Eurozone leaders have been meeting for months to discuss ways in which Greece can repay its massive debts, but the Greek people have been resistant to previous proposals, which called for more austerity measures than they have already endured. Some Greeks had gone so far as to call for their country to leave the Eurozone altogether, a move dubbed the “Grexit.”
When it appeared that main parties would not be able to reach a deal, there was speculation that the Grexit might result in the collapse of the Eurozone. Germany, in particular, faced criticism for what was seen by many as being inflexible in its demands, and suggesting Greece be removed from Eurozone.
The Financial Times described Germany’s behavior as “brinksmanship” that challenged the Eurozone’s cohesion. Wolfgang Schäuble, Germany’s hardline finance minister, may have had supporters when he threatened to pursue a Grexit option, but Austrian chancellor Werner Faymann was among those Eurozone leaders who took a softer approach.
“Such humiliation cannot be,” Faymann said.
French President François Hollande was also among those who felt the Grexit option was bad for the Eurozone.
“There was in Germany a rather strong pressure for a Grexit,” Hollande said. “I rejected that solution… Greece didn’t seek charity but solidarity from the Eurozone.”
Although not a major player in the Greek bailout negotiations and not technically a member of the Eurozone, Britain’s Prime Minister David Cameron offered praise for the deal, and the Telegraph quoted him as saying Eurozone stability was important to his country.
“I think this deal gives that sort of stability a chance, but I think there is still a long way to go to put in to place all the things that has been agreed,” Cameron said.
Euronews reports that the deal approved by the Eurozone leaders offers Greece nearly 20 billion euros (more than 20 billion U.S. dollars) over the next month. The total for the bailout will loan Greece 86 billion euros. In exchange, Greece must privatize public assets, reform its pension system, and increase its tax revenues. Compliance with the terms will be monitored by the European Central Bank, Eurozone finance ministers, and the International Monetary Fund.

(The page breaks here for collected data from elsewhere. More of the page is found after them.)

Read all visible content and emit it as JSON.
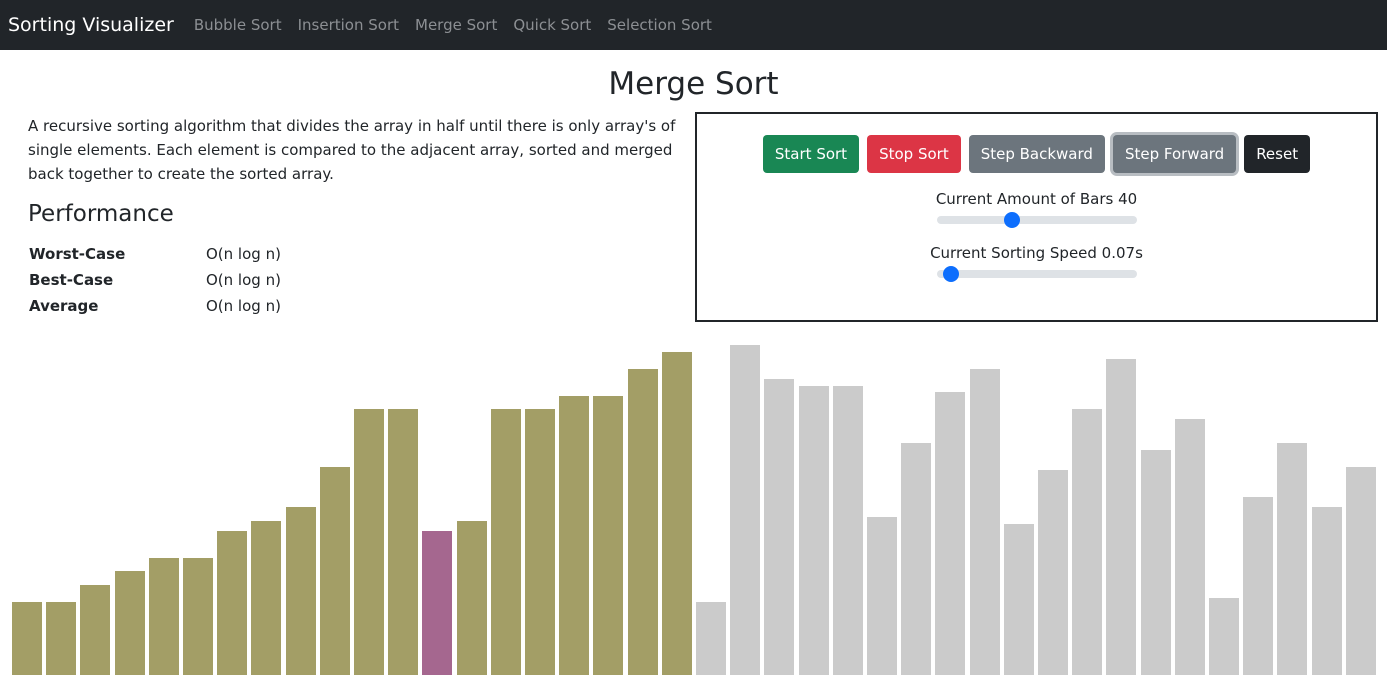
{
  "nav": {
    "brand": "Sorting Visualizer",
    "links": [
      "Bubble Sort",
      "Insertion Sort",
      "Merge Sort",
      "Quick Sort",
      "Selection Sort"
    ]
  },
  "title": "Merge Sort",
  "description": "A recursive sorting algorithm that divides the array in half until there is only array's of single elements. Each element is compared to the adjacent array, sorted and merged back together to create the sorted array.",
  "performance": {
    "heading": "Performance",
    "rows": [
      {
        "label": "Worst-Case",
        "value": "O(n log n)"
      },
      {
        "label": "Best-Case",
        "value": "O(n log n)"
      },
      {
        "label": "Average",
        "value": "O(n log n)"
      }
    ]
  },
  "controls": {
    "buttons": [
      "Start Sort",
      "Stop Sort",
      "Step Backward",
      "Step Forward",
      "Reset"
    ],
    "bars_label": "Current Amount of Bars 40",
    "bars_value": 40,
    "bars_slider_fraction": 0.375,
    "speed_label": "Current Sorting Speed 0.07s",
    "speed_value": 0.07,
    "speed_slider_fraction": 0.07
  },
  "colors": {
    "sorted": "#a39e66",
    "active": "#a5678f",
    "unsorted": "#cbcbcb"
  },
  "array": {
    "values": [
      73,
      73,
      90,
      104,
      117,
      117,
      144,
      154,
      168,
      208,
      266,
      266,
      144,
      154,
      266,
      266,
      279,
      279,
      306,
      323,
      73,
      330,
      296,
      289,
      289,
      158,
      232,
      283,
      306,
      151,
      205,
      266,
      316,
      225,
      256,
      77,
      178,
      232,
      168,
      208
    ],
    "states": [
      "sorted",
      "sorted",
      "sorted",
      "sorted",
      "sorted",
      "sorted",
      "sorted",
      "sorted",
      "sorted",
      "sorted",
      "sorted",
      "sorted",
      "active",
      "sorted",
      "sorted",
      "sorted",
      "sorted",
      "sorted",
      "sorted",
      "sorted",
      "unsorted",
      "unsorted",
      "unsorted",
      "unsorted",
      "unsorted",
      "unsorted",
      "unsorted",
      "unsorted",
      "unsorted",
      "unsorted",
      "unsorted",
      "unsorted",
      "unsorted",
      "unsorted",
      "unsorted",
      "unsorted",
      "unsorted",
      "unsorted",
      "unsorted",
      "unsorted"
    ]
  }
}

Despite the infusion of much-needed cash, some Greeks feel that they are giving up too much of their national autonomy to the stronger members of the Eurozone. The Twitter hashtag #thisisacoup sprang up in Greece, and throughout the Eurozone, as the terms of the deal were announced.
On the streets of Athens, people took to the streets to vent their frustrations at Eurozone leaders. Some, like Athens resident Sandra Demertzis, likened Eurozone finance ministers to criminals who had no real interest in helping the Greek people restore their economy.
“It’s a catastrophic agreement, but I expected it because within the Eurozone there was no way we could ever get anywhere,” Demertzis said. “They are gangsters, they are financial murderers. There was no way.”